Neither has an architecture that is compelling just by its
elegance and simplicity, but WWW has an installed base of
about 2million, last I heard. I have seen _no_ motivation
for many of the syntactic features in the IETF URI papers.
Two things convince me: (1) a formal argument, or (2) time.
The WWW stuff has some time behind it. The URL: noise
has neither.
Why do you need to distinguish between URLs, URNs, LIFNs, etc?
Why not just use the one big happy address space that's
currently deployed? When you discover new ways to resolve
addresses (be they protocol-independent, location independent,
or whatever), you just make up a new scheme, and away you go!
>> Blech. Hack. Barf. Who writes HREF="URL:..."? Why?
>
>According to the current IETF URL draft a URL should be prefixed by
>a 4 characters identifier so you know you have a URL as opposed to a
>URN or LIFN or whatever.
My question remains unanswered.
>> Why is this a bug? That code is written to the URI spec, and per
>> the URI spec, URN:blah:blah: is garbage.
>
>Why is URN:bla:bla:bla garbage?
> It fits the WWW definition of
>scheme:path just fine. The only small problem is that, according to the
>BNF, _path_ is an xpalpha which cannot include ':' since ':' is part of
>reserved. ':' is also the only element of reserved that is not used
>anywhere else.
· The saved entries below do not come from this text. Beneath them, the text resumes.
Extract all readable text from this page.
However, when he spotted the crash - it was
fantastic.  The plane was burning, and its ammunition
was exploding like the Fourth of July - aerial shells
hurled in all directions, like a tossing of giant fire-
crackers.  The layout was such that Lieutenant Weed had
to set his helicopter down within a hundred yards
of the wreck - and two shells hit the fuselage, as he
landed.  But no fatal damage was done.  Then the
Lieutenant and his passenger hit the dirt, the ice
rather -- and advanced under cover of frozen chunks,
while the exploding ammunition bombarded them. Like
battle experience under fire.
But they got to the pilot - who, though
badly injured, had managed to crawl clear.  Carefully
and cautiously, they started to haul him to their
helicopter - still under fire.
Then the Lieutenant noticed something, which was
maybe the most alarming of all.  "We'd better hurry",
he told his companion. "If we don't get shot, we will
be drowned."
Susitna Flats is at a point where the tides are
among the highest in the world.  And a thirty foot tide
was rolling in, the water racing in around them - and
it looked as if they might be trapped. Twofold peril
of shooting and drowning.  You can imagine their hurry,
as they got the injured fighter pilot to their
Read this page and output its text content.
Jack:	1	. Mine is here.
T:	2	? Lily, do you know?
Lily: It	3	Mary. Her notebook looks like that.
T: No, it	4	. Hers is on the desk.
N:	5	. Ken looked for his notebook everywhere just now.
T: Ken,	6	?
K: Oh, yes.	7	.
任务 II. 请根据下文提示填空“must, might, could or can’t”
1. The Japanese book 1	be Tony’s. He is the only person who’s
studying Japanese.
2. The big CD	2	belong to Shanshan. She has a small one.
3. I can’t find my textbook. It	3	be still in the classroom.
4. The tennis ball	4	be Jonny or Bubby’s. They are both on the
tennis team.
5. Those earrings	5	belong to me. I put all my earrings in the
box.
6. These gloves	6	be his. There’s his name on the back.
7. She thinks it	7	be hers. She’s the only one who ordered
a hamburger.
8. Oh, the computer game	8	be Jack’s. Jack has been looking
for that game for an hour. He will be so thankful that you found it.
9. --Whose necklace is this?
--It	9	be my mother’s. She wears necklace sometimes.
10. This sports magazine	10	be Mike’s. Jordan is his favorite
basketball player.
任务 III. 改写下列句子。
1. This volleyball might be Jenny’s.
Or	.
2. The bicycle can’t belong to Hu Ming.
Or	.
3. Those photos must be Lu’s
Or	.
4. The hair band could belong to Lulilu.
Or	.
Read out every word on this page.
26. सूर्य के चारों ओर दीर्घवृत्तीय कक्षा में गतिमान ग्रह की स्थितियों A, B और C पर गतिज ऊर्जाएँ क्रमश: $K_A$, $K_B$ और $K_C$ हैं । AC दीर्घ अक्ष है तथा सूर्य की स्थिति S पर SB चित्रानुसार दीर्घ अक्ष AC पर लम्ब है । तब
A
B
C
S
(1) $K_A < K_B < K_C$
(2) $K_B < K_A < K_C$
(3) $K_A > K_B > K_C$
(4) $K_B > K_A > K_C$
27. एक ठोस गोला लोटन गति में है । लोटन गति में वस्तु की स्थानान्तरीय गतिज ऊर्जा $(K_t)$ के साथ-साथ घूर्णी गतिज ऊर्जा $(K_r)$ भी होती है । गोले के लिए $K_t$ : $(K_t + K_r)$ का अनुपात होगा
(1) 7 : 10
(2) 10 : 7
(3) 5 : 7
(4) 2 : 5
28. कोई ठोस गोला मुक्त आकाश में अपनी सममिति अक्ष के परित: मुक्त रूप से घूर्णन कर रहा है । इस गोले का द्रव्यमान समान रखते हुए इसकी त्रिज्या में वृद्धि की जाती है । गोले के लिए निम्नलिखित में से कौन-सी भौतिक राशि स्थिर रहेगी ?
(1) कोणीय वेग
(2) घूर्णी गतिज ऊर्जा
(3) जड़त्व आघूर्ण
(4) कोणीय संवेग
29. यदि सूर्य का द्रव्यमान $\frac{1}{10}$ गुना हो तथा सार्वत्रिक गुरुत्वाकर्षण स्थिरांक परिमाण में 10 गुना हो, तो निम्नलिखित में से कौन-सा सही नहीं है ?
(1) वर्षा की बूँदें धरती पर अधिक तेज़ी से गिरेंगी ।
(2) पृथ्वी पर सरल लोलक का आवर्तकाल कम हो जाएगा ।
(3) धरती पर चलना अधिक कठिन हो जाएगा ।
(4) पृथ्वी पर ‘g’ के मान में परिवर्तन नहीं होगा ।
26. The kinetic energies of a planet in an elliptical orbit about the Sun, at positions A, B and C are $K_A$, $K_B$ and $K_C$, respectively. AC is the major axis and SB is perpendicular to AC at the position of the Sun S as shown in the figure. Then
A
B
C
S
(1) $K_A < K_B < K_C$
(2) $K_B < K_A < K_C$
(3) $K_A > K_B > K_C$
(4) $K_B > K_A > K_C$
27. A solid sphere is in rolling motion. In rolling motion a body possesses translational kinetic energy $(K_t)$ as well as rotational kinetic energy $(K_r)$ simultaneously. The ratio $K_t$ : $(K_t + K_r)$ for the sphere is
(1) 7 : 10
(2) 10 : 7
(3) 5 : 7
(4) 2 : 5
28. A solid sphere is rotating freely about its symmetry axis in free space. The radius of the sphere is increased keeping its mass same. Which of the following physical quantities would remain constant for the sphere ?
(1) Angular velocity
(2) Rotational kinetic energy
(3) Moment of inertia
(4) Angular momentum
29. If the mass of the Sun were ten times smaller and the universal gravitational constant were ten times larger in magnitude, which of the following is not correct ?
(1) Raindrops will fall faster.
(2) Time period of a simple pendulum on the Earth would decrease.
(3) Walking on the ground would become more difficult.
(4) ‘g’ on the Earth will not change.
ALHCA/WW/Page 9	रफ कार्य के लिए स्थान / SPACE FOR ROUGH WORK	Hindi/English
I _could_ escape the other colons but I would rather not.
In a WWW URI, hierarchical names are separated by /. This is a
convention with about 4 years behind it. If you're going
to use the WWW architecture to deploy URNs, why not stick with that
convention and write
URN:/blah/blah/blah
>> Change the URN syntax, not the HTParse() code.
>
>I'm trying to make sure that it won't matter either way.
I believe you're unnecessarily complicating matters. If this
URN:blah:blah syntax is deployed, folks will have to deal with two
syntaxes for the same features. It's not the end of the world,
but it's a pain in the ass for no reason.